June 10: Bennett’s BBQ, Pigeon Forge, TN
As I said above, the honeymoon was not intended to focus on barbecue. If it had been, we wouldn’t have travelled to eastern TN, which is not to the best of my knowledge particularly well known for its barbecue. That said, we did drive past a number of places bragging about their ribs (pandering to northern tourists, maybe?), so we decided to succumb. A bit of research showed that Bennett’s was perhaps the most reliable in the area.

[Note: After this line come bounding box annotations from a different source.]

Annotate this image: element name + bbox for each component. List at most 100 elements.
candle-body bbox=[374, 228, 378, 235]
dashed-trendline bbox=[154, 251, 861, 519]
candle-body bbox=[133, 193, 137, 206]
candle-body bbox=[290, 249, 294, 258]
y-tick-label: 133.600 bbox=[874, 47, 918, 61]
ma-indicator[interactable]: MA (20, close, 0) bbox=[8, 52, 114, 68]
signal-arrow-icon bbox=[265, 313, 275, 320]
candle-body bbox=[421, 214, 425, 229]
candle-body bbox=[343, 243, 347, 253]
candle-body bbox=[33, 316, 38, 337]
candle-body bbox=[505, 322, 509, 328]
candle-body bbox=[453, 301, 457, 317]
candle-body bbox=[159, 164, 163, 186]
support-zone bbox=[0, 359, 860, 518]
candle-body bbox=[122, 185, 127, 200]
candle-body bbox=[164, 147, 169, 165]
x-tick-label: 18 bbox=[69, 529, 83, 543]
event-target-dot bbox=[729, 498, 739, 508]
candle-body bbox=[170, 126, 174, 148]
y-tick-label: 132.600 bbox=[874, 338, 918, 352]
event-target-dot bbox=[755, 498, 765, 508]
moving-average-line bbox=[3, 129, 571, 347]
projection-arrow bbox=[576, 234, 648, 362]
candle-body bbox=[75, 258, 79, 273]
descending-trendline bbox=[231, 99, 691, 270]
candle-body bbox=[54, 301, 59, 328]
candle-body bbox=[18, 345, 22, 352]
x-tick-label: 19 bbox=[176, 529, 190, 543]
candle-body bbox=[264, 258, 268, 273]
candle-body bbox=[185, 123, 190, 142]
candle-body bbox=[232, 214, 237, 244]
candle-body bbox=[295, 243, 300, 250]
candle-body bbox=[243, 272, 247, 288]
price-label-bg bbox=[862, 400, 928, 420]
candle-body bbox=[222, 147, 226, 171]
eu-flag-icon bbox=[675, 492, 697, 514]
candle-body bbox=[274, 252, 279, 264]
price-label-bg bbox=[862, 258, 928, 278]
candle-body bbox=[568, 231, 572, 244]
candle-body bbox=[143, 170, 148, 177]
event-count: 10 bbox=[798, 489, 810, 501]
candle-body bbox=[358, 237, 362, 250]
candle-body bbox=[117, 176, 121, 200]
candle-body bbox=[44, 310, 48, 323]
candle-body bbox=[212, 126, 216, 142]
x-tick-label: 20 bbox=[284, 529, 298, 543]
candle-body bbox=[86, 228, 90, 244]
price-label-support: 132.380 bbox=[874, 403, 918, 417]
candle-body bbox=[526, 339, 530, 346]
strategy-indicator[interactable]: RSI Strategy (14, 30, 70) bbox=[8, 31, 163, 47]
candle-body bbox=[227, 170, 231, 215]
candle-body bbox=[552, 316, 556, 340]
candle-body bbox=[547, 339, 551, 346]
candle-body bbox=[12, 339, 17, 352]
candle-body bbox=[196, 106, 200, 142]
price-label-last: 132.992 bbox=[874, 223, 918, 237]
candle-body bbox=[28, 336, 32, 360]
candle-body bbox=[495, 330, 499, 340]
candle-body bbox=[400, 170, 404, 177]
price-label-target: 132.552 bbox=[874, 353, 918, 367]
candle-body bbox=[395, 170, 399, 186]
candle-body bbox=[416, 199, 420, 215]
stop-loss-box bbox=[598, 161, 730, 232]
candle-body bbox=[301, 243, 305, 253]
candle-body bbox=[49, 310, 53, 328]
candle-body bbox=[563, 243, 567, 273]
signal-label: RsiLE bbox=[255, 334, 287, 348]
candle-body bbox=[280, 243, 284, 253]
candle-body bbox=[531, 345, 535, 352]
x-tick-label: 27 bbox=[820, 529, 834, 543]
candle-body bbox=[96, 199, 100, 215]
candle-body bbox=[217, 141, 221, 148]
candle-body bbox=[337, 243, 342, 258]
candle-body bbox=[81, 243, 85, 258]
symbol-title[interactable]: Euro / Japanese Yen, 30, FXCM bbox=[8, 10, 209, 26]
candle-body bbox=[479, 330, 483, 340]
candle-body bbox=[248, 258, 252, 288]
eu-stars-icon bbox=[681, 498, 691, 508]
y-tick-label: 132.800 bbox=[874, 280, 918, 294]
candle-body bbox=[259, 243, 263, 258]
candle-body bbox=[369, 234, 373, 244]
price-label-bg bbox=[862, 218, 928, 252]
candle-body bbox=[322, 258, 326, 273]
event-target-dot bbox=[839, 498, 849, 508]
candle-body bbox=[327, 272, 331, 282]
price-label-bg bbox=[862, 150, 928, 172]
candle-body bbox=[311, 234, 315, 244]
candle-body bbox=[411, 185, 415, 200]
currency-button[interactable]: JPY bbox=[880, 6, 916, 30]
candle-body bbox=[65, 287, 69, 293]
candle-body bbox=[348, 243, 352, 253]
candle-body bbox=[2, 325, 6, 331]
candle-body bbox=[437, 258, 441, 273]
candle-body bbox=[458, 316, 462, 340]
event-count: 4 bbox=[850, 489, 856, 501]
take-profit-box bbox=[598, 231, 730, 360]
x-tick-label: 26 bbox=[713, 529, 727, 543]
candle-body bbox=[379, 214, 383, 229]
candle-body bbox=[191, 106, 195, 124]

Rebecca got the baby-back rib meal, and I got a platter with brisket, pulled pork, and ribs. I was not expecting much from the mini-chain and its Applebeeesque decor, but I was pleasantly surprised. The St Louis ribs, which were sauced with a mercifully light hand, had enough meat on them to see (and taste!) the smoke ring. The pulled pork (again, unsauced – thank you!) was even better: after the initial sweetness of the pork fat, a very nice smokiness took over. And they weren’t stingy with the burnt ends (or outside brown, or whatever you want to call the brown stuff on the outside of the shoulder). You can see a strip of it in the picture below:
Bennett's
The brisket was disappointing, especially coming from the incredible beef experience we’d had the previous day at the Ridgewood. The fat was gristly, the meat was underseasoned, and there wasn’t much in the way of smoke flavor. As for sides: as at the Ridgewood, the standout was the dish of baked beans. The beans were very straightforward and traditional, but really nicely executed, with a bit of smoke, a bit of sweet, and beans that didn’t have the texture cooked out of them.
It’d be a few more days before we traversed the Great Smokies and managed another barbecue meal. But that’s a subject for another post.